Consolidate object spaces from a calibration result, visualizing the result

metrical consolidate-object-spaces \
--output-path consolidated.json \
--render \
results.json

conslidated object space

Use the consolidated object space in a subsequent calibration

After creating a consolidated object space, you can use it in your calibration:

metrical calibrate \
--output-json final_results.json \
$DATA $PLEX consolidated.json

Force overwrite of an existing consolidated object space file

metrical consolidate-object-spaces \
--overwrite-consolidated-objects \
--output-path consolidated.json \
results.json

Arguments

[OBJECT_SPACE_OR_RESULTS_PATH]

A path pointing to a description of the object space or a MetriCal results JSON file. For this command to work effectively, the input file should contain object relative extrinsics that relate multiple object spaces together.

Options

Universal Options

As with every command, all universal options are supported (though not all may be used).

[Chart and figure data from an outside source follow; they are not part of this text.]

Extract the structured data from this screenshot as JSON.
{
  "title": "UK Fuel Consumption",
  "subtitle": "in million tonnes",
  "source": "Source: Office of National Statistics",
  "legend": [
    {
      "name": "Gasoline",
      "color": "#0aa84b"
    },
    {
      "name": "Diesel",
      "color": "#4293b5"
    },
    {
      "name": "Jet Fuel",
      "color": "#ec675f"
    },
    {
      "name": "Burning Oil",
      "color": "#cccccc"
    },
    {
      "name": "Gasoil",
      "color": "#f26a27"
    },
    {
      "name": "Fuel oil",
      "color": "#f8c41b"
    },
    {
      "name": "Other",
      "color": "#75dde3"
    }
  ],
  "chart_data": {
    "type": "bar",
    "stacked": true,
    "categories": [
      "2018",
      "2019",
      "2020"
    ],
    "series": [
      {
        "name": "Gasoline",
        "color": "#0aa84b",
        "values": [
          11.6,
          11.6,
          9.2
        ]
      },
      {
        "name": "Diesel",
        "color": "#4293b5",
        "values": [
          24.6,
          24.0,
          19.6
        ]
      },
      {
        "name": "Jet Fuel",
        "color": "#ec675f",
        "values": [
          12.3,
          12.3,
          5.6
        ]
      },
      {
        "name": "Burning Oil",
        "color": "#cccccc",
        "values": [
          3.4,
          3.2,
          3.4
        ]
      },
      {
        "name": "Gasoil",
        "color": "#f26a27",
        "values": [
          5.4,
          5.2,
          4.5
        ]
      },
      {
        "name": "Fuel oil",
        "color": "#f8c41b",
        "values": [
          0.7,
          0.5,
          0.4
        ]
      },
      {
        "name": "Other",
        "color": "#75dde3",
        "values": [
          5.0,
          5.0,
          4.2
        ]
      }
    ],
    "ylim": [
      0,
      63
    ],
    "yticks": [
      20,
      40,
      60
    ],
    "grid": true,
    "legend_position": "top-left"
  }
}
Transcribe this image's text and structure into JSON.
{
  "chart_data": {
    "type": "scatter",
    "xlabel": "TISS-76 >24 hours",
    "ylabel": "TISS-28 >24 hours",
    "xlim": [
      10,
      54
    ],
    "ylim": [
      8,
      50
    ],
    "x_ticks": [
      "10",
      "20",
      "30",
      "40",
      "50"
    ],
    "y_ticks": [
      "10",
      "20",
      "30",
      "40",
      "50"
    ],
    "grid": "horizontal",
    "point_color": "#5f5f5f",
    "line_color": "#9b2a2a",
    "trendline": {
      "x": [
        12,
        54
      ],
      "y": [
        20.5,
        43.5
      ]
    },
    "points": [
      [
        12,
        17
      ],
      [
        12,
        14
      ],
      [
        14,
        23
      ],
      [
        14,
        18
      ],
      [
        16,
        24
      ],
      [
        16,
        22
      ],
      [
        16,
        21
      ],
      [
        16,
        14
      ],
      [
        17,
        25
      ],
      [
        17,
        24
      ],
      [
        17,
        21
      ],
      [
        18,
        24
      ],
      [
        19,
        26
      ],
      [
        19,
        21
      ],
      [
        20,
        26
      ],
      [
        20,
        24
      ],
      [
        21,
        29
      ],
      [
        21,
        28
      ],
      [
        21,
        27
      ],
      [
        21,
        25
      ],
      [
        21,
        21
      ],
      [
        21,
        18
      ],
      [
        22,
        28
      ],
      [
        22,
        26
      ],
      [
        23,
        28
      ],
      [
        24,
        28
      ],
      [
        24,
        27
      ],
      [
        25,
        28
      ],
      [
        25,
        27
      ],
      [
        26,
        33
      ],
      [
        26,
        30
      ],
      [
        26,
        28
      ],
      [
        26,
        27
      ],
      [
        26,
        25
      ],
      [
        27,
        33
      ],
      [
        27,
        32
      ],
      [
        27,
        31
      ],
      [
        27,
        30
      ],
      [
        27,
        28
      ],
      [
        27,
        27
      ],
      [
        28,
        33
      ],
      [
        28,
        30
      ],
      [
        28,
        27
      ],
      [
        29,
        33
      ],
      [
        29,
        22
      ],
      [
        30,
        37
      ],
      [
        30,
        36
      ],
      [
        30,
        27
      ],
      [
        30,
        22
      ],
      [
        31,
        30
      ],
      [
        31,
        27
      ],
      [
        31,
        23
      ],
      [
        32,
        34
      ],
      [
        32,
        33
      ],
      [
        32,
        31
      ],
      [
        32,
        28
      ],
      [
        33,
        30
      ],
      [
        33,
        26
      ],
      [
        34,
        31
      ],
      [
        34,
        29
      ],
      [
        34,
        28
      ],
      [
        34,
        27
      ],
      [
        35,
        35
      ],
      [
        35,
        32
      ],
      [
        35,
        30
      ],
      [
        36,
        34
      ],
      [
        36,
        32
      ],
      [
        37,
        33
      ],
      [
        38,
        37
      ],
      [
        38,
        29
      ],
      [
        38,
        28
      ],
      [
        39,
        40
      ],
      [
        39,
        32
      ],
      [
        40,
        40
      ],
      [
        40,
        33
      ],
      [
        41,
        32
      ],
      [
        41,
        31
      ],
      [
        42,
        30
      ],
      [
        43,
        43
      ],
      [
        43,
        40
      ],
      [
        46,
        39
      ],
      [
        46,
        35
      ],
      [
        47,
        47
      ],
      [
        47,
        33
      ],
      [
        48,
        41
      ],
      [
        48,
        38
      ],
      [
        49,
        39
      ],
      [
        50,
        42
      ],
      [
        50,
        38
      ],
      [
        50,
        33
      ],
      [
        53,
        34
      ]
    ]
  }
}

-o, --consolidated-object-space-path [CONSOLIDATED_OBJECT_SPACE_PATH]

Default: consolidated_objects.json

The output path to save the consolidated object space, in JSON format. If a directory is provided, the file will be created as "consolidated_objects.json" within that directory.

-y, --overwrite-consolidated-objects

Default: false

Overwrite an existing consolidated object space file if it exists at the specified location. If this flag is not set and the output file already exists, the operation will fail with an error.

-r, --render

Default: false

Render the consolidated object space in Rerun

--render-socket

The web socket address on which Rerun is listening. This should be an IP address and port number separated by a colon, e.g. --render-socket="127.0.0.1:3030". By default, Rerun will listen on socket host.docker.internal:9876. If running locally (not via Docker), Rerun's default port is 127.0.0.1:9876 When running Rerun from its CLI, the IP would correspond to its --bind option and the port would correspond to its --port option.